I’m still at the Rover, and take one last picture of what I call, “one of the finest-running little machines I’ve ever had the pleasure to drive.”
I can’t say it enough. “Oh, what a nice little machine,” as I leave on foot for the SEP site, set the seismic charge. And perform my last task — shut off the SEP. I. Houston wants us inside the LM in less than 15 min. Bob says, “Gene, we’re ready for you and your dustbrush to hasten back to the LM and dust each other and climb in.”
“You know what, Bob?”
“What, Gene?”
“Great as an experience as it has been, I’d say we’re both probably ready.”
I’m dog tired. Still you say, “Oh, I don’t know.” You’re Dr. Rock to the end!
I take my last traverse across the lunar surface, long hops to bring me back to the LM. We have time for one last bit of fun, despite Bob’s urgings. I no longer need my trusty hammer. Let’s give it a heave.

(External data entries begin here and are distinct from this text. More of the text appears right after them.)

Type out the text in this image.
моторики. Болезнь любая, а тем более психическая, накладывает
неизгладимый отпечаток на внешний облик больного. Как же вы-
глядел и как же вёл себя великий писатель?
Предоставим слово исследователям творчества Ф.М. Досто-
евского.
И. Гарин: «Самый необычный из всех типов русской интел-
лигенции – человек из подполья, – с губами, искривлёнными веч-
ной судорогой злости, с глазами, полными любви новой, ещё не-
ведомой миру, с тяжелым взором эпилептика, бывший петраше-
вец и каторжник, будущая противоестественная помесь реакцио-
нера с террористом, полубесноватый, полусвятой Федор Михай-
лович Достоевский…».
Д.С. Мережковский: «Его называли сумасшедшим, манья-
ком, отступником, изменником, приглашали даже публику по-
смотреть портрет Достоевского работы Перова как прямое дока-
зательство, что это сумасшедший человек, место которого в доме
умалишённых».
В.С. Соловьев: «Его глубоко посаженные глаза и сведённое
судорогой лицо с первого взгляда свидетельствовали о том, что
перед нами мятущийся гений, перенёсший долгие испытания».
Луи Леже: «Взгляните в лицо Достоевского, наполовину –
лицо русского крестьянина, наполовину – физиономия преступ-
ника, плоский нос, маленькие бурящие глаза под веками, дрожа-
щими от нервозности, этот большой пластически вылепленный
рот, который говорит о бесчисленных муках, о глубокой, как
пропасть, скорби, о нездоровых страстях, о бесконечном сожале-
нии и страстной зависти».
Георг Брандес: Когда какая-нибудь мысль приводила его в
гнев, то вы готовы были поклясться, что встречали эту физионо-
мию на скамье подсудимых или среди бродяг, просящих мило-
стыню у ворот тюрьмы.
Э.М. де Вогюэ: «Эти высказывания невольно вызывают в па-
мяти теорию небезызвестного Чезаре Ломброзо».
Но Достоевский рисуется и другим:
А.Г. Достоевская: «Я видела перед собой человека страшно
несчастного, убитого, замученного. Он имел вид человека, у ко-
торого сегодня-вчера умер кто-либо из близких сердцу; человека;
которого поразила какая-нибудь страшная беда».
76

“Let me throw the hammer. Please!” you say.
“It’s all yours . . . You’re a geologist. You ought to be able to throw it.”
“You ready?”
“Go ahead.”
“You ready for this? Ready for this?!”
“Yeah — don’t hit the LM or the ALSEP.”
You throw it like a discus.
“Look at that. Look at that! Look at that!” I exclaim. It looks like it’s going a million miles.
Fun is over — we only have 10 min. left on the surface. We dust each other off as best we can. You tell me, “Boy, you got dirty today.”
And you climb inside, and I hand up the last sample containers. And stand on the surface the last time. “Bob, this is Gene, and I’m on the surface; and, as I take man’s last step from the surface, back home for some time to come – but we believe not too long into the future – I’d like to just (say) what I believe history will record. That America’s challenge of today has forged man’s destiny of tomorrow. And, as we leave the Moon at Taurus- Littrow, we leave as we came and, God willing, as we shall return, with peace and hope for all mankind. “Godspeed the crew of Apollo 17.”
“Roger, Geno. Thank you very much.”
A few seconds later, I call, “Bob, I’m up the ladder, and I’m going to be going through the hatch.”
And then: “Here I come.”
We begin repressurizing the cabin, at 12:41 a.m. EST after a moonwalk of 7 hr. 15 min. It’s now a new day, December 14.